In fact, tomorrow’s drive is one of several that have been done in Sheehan’s name. More than 50 people showed up at one in Newburyport, 300 people at Latitude’s in Salisbury and 70 people at Hewlitt-Parckard in Andover. A Hewlitt-Packard in New Mexico and another on a college campus in North Carolina were inspired by Sheehan’s fight.
All of the “swabs” go to a national registry.
The drive at Sheehan’s workplace in Salisbury proved fruitful as a match for another leukemia patient was found.
“Obviously, our goal is to find a match for Cathy,” said Habeeb. “But that’s why we are doing this, for awareness. We want to educate people about this illness and find as many donors as we can.”
The process at Latitude Sports Club tomorrow takes about 15 minutes, said Habeeb.
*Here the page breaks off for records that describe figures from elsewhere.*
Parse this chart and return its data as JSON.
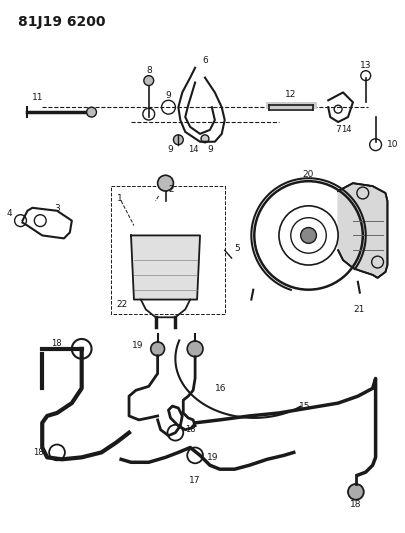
{
  "title": "81J19 6200",
  "bg_color": "#ffffff",
  "line_color": "#1a1a1a",
  "fig_width": 4.06,
  "fig_height": 5.33,
  "dpi": 100
}
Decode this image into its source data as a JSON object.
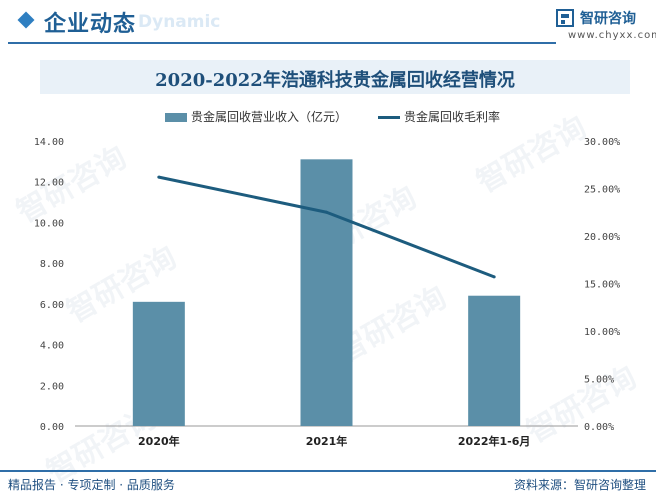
{
  "header": {
    "title": "企业动态",
    "watermark_text": "Dynamic",
    "logo_name": "智研咨询",
    "logo_url": "www.chyxx.com",
    "accent": "#2f6ea8"
  },
  "watermark": "智研咨询",
  "chart_data": {
    "type": "bar",
    "title": "2020-2022年浩通科技贵金属回收经营情况",
    "categories": [
      "2020年",
      "2021年",
      "2022年1-6月"
    ],
    "series": [
      {
        "name": "贵金属回收营业收入（亿元）",
        "kind": "bar",
        "axis": "left",
        "color": "#5b8fa8",
        "values": [
          6.1,
          13.1,
          6.4
        ]
      },
      {
        "name": "贵金属回收毛利率",
        "kind": "line",
        "axis": "right",
        "color": "#1d5c7e",
        "values": [
          26.2,
          22.5,
          15.7
        ]
      }
    ],
    "y_left": {
      "ylim": [
        0,
        14
      ],
      "ticks": [
        "0.00",
        "2.00",
        "4.00",
        "6.00",
        "8.00",
        "10.00",
        "12.00",
        "14.00"
      ]
    },
    "y_right": {
      "ylim": [
        0,
        30
      ],
      "ticks": [
        "0.00%",
        "5.00%",
        "10.00%",
        "15.00%",
        "20.00%",
        "25.00%",
        "30.00%"
      ]
    },
    "legend": "top-center",
    "grid": false
  },
  "footer": {
    "left": "精品报告 · 专项定制 · 品质服务",
    "right": "资料来源：智研咨询整理"
  }
}
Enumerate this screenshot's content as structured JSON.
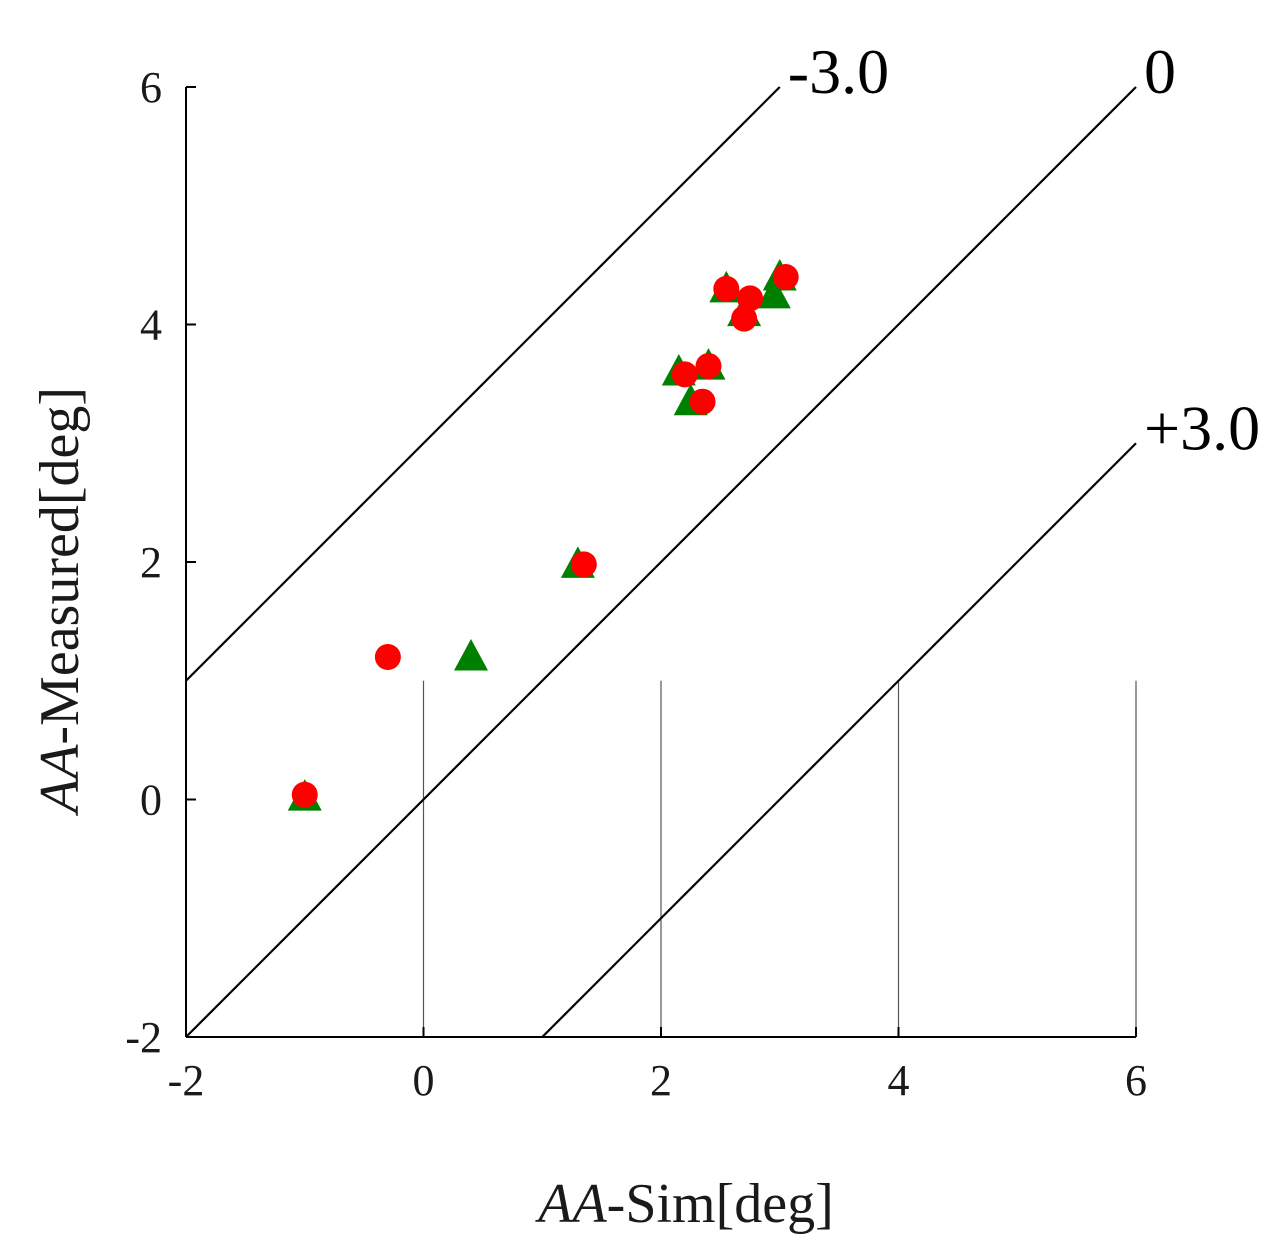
{
  "chart_data": {
    "type": "scatter",
    "title": "",
    "xlabel": {
      "italic": "AA",
      "rest": "-Sim[deg]"
    },
    "ylabel": {
      "italic": "AA",
      "rest": "-Measured[deg]"
    },
    "xlim": [
      -2,
      6
    ],
    "ylim": [
      -2,
      6
    ],
    "xticks": [
      -2,
      0,
      2,
      4,
      6
    ],
    "yticks": [
      -2,
      0,
      2,
      4,
      6
    ],
    "xtick_labels": [
      "-2",
      "0",
      "2",
      "4",
      "6"
    ],
    "ytick_labels": [
      "-2",
      "0",
      "2",
      "4",
      "6"
    ],
    "grid_x": [
      0,
      2,
      4,
      6
    ],
    "grid_y_range": [
      -2,
      1
    ],
    "reference_lines": [
      {
        "label": "-3.0",
        "offset": 3.0,
        "from_x": -2,
        "to_x": 3.0
      },
      {
        "label": "0",
        "offset": 0.0,
        "from_x": -2,
        "to_x": 6
      },
      {
        "label": "+3.0",
        "offset": -3.0,
        "from_x": 1.0,
        "to_x": 6
      }
    ],
    "series": [
      {
        "name": "triangles",
        "marker": "triangle",
        "color": "#008000",
        "points": [
          [
            -1.0,
            0.02
          ],
          [
            0.4,
            1.2
          ],
          [
            1.3,
            1.98
          ],
          [
            2.15,
            3.6
          ],
          [
            2.25,
            3.35
          ],
          [
            2.4,
            3.65
          ],
          [
            2.55,
            4.3
          ],
          [
            2.7,
            4.1
          ],
          [
            2.95,
            4.25
          ],
          [
            3.0,
            4.4
          ]
        ]
      },
      {
        "name": "circles",
        "marker": "circle",
        "color": "#ff0000",
        "points": [
          [
            -1.0,
            0.04
          ],
          [
            -0.3,
            1.2
          ],
          [
            1.35,
            1.98
          ],
          [
            2.2,
            3.58
          ],
          [
            2.35,
            3.35
          ],
          [
            2.4,
            3.65
          ],
          [
            2.55,
            4.3
          ],
          [
            2.7,
            4.05
          ],
          [
            2.75,
            4.22
          ],
          [
            3.05,
            4.4
          ]
        ]
      }
    ]
  }
}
“You come in, sit down at the table, fill out the form, talk to the Dana Farber representative to make sure you’re eligible by asking a few questions, like ‘Have you been out of the country recently,’” said Habeeb. “They want to make sure you’re a candidate.
“Then you open your mouth. You swab yourself,” said Habeeb. “And you’re good to go. It’s that easy.”
Habeeb said she is holding out hope that somewhere, some place a donor for her daughter, Cathy, will be found.
“This experience has been an eye-opener,” said Habeeb. “I was unfortunately very ignorant about this, about a lot of things like blood and how everybody needs blood and that the platelets only have a shelf life of five days.”
As for her daughter’s daily fight, it’s just that ... a fight.
“This has been very difficult for Cathy, for her husband and kids ... for all of us,” said Habeeb. “But she wants to go through with this and do everything she can, even though the doctors wonder if she can handle it. She has a family and she wants to be with them.”